The cause of the explosion was not immediately known. Robert Tempkin told the BBC that he heard multiple stories as he quickly left the arena.
“Some people were screaming they’d seen blood but other people were saying it was balloons busting or a speaker had been popped,” he said.
A dashboard camera appeared to record at least one loud explosion and flash of light inside the facility, which is located just north of the heart of the city.
Videos purportedly taken inside the arena showed fans screaming and trying to exit as quickly as possible.
Other social media feeds showed a large number of emergency response vehicles headed to the area.
A bomb disposal team was on the scene.
The U.S. embassy said it was aware of the situation and advised citizens to “heed guidance from local authorities and maintain security awareness.”
People in Manchester took to social media to offer rooms or rides to people who may have been left stranded by the incident.
The mayor of Manchester, Andy Burnham, also tweeted his condolences.
Department of Homeland Safety spokesman David Lapan told Politico the U.S. is monitoring the situation and that the public should not be surprised to see increased security at similar events.
“At this time we have no information to indicate a specific threat involving music venues in the United States,” Lapan said. “However, the public may experience increased security around public places and events as officials take additional precautions.”
President Donald Trump said his country stands alongside the British people.
“As president of the United States, on behalf of the people of the United States, I would like to begin by offering my prayers to the people of Manchester and the United Kingdom,” he said during a press conference in Palestine. “I extend my deepest condolences to those so terribly injured in this terrorist attack and, to the many killed and the to the families — so many families — of the victims.”
“So many young, beautiful, innocent people living and enjoying their lives murdered by evil losers in life,” he said.
The Dangerous Woman Tour is the third concert tour by Grande to support her third studio album, “Dangerous Woman.” The tour began on Feb. 3, 2017, in Phoenix at Talking Stick Resort Arena.
From Manchester the tour is to move through Europe, including Belgium, Poland, Germany, Switzerland and France, through the summer with stops in Brazil, Chile, Argentina, Costa Rica, Mexico and on to Japan, Thailand, the Philippines, New Zealand, Australia and more.
Pop concerts and nightclubs have been a terrorism target before.
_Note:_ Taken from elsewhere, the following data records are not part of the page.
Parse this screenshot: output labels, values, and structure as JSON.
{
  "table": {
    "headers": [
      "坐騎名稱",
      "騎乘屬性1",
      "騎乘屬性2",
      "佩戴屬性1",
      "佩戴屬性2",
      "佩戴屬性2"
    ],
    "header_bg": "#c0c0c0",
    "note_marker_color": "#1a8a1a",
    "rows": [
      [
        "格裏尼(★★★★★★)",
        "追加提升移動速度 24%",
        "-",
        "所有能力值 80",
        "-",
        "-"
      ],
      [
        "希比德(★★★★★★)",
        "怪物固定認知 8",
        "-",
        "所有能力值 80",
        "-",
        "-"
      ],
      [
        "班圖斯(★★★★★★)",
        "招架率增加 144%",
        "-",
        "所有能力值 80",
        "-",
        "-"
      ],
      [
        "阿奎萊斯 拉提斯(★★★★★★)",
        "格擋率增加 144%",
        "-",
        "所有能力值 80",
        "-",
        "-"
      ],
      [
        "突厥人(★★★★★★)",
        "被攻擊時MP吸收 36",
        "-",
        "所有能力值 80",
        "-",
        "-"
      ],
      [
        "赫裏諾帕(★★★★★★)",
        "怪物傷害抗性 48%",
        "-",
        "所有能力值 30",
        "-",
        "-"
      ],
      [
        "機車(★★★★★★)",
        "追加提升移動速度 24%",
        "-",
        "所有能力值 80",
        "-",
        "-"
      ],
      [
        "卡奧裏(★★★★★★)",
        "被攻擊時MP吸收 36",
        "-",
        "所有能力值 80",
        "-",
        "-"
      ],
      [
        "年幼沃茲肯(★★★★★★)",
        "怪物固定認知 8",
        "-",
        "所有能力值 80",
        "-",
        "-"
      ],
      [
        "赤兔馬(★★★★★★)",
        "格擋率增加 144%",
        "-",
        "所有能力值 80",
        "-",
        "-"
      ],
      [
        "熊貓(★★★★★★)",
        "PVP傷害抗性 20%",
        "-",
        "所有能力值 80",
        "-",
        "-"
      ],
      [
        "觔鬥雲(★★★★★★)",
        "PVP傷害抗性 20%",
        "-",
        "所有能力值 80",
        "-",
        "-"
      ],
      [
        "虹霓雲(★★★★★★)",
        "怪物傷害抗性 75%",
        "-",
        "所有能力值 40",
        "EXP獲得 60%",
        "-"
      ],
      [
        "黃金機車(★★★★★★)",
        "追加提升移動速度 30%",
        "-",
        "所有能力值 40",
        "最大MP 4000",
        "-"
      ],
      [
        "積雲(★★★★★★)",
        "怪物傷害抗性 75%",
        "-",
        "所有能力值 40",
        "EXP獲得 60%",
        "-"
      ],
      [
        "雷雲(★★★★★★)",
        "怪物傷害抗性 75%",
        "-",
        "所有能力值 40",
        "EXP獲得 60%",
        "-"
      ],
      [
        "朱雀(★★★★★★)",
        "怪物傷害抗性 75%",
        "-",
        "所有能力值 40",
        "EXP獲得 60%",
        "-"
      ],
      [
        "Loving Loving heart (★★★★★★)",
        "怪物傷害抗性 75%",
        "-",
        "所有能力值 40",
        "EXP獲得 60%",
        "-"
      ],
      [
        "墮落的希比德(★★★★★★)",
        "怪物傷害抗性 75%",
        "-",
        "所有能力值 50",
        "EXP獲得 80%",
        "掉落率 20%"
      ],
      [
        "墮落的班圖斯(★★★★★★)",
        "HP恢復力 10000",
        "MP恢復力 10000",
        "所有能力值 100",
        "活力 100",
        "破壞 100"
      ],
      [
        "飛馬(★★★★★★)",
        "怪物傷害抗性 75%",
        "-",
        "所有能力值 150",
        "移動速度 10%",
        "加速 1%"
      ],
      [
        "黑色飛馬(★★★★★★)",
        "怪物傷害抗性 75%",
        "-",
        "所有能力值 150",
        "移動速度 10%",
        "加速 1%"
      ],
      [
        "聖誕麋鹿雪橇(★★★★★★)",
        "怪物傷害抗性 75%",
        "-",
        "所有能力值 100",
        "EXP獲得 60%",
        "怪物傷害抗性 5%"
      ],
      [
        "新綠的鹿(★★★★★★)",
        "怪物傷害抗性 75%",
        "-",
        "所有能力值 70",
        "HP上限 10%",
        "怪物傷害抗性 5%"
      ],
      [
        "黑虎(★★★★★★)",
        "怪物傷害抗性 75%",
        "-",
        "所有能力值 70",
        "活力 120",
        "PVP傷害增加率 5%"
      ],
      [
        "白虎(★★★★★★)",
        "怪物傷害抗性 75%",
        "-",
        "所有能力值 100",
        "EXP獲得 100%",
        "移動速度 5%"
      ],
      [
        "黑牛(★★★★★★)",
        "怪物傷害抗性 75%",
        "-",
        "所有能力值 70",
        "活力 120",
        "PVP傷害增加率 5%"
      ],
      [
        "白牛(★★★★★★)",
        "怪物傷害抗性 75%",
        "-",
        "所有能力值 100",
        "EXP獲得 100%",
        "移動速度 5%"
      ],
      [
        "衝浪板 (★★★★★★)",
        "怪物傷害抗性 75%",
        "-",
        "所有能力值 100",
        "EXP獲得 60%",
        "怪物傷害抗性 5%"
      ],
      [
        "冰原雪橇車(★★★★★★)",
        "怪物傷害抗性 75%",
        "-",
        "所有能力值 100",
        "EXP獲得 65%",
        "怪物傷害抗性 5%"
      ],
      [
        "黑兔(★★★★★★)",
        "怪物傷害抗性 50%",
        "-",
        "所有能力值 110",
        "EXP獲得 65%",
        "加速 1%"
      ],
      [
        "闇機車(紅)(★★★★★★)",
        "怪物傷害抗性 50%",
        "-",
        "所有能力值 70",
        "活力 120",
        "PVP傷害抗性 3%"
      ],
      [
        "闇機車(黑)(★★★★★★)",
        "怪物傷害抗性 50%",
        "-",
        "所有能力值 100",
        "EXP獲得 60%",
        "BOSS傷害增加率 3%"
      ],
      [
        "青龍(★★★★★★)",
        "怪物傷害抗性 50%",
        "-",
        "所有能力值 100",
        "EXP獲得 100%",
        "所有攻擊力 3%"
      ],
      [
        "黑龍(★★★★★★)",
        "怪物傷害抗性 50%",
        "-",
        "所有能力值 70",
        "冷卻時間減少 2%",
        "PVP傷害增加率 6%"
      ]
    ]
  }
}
Almost 90 people were killed by gunmen inspired by the extremist Islamic State group at the Bataclan concert hall in Paris during a performance by Eagles of Death Metal in November 2015.
In Turkey, 39 people died when a gunman attacked New Year’s revelers at the Reina nightclub in Istanbul.
There was no immediate claim of responsibility for the attack. Online, supporters of Islamic State, which holds territory in Iraq’s Mosul and around its de facto capital in the Syrian city of Raqqa, celebrated the incident. One wrote: “May they taste what the weak people in Mosul and (Raqqa) experience from their being bombed and burned,” according to the U.S.-based SITE Intelligence Group.
Manchester was hit by a huge Irish Republican Army bomb in 1996 that leveled a swath of the city center. More than 200 people were injured, though no one was killed.
The Associated Press contributed to this report.